Rationale 22: To enable gas flow between the catheter and the tracheal wall (or tracheal tube) thus minimising the risks of hypoxia and reducing the likelihood of atelectasis developing.
Rationale 23: To minimise trauma.
Rationale 24: To reduce the risk of tissue biopsies on catheter withdrawal.
Rationale 25: To reduce the risk of the catheter kinking at its tip and damaging the mucosa.
Rationale 26: To ensure that the greatest suction is exerted at the distal end of the catheter, thus minimising the likelihood of lateral invagination of tissue and the potential consequences of tissue trauma.
Rationale 27: To prevent suction being applied to the airway during catheter introduction.
Rationale 28: The frequency of suctioning is determined by the child’s clinical condition (including chest auscultation) and not pre-determined time intervals.
Rationale 29: To enable the procedure to be performed in a timely and safe manner.
Rationale 30: To facilitate safe practice and ensure that procedure is carried out efficiently.
Rationale 31: To facilitate rapid clinical emergency interventions if necessary.
Rationale 32: To provide psychological support.
Rationale 33: To facilitate procedure.
Rationale 34: To minimise risk of aspiration.
Rationale 35: To minimise risks of infection.
Rationale 36: To minimise the risk of contamination.
Rationale 37: To ensure secretions are removed from the child’s entire airway.
Rationale 38: To minimise risk of damage to the carina.
Rationale 39: To prevent damage to lesions or surgical sites.
Rationale 40: To minimise trauma by reducing the direct contact between the catheter and the airway mucosa.
Rationale 41: To minimise hypoxia which is significantly related to duration of suction attempts.
Rationale 42: Inadequately cleared secretions may threaten patency of the child’s airway.

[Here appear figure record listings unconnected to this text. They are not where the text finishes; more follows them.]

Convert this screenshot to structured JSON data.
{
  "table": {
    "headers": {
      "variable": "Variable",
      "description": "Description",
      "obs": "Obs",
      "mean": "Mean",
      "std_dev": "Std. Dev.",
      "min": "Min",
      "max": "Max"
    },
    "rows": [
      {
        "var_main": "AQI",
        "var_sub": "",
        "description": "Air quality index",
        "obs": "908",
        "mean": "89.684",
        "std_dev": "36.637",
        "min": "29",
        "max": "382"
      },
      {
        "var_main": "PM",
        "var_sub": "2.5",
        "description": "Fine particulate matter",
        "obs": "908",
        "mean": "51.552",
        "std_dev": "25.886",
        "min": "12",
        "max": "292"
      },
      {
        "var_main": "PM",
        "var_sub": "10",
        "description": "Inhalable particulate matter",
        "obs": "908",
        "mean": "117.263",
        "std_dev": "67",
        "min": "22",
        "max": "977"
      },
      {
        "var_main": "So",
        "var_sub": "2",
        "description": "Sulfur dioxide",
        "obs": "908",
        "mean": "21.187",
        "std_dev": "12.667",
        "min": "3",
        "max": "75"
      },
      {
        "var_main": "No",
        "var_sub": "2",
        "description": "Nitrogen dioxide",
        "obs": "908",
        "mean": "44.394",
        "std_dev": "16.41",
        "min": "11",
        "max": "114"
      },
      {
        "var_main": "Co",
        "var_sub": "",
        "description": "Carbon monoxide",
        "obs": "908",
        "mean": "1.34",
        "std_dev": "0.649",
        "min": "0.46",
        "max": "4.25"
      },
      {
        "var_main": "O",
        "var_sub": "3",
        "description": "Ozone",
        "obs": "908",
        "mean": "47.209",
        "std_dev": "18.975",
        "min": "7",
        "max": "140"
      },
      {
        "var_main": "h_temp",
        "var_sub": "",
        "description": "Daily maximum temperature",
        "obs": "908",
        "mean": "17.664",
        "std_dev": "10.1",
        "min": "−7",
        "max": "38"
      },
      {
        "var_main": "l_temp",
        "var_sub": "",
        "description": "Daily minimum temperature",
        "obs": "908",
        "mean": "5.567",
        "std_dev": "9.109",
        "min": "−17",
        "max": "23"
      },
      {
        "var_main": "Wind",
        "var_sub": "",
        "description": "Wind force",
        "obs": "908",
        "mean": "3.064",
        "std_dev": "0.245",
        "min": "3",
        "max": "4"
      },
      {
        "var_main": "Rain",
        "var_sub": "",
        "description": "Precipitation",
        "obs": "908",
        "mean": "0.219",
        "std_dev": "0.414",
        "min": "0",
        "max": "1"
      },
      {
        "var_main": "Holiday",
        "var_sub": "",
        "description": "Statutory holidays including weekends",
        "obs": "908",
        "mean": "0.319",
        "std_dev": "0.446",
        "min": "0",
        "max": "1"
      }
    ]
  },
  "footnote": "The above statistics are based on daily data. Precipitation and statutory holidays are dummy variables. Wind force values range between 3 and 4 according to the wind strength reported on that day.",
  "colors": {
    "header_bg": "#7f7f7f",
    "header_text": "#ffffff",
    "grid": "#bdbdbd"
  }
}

Rationale 43: No conclusive evidence as to efficacy or potential hazards of their use.
Rationale 44: Amounts vary according to the child’s size and specific individual requirements.
Rationale 45: To rapidly recognise any deterioration in the child’s clinical status.
Rationale 46: To influence future suction practices.
Rationale 47: To determine the need for suction.
Rationale 48: To monitor its effectiveness.
Rationale 49: To prevent cardiorespiratory collapse.
Rationale 50: To maximise safety.
Rationale 51: To minimise financial costs.
Rationale 52: For aesthetic reasons.
Rationale 53: To minimise cross-infection.
Rationale 54: To maintain the safety and comfort of the child.
Rationale 55: To provide accurate records.
Rationale 56: To influence future suction practices.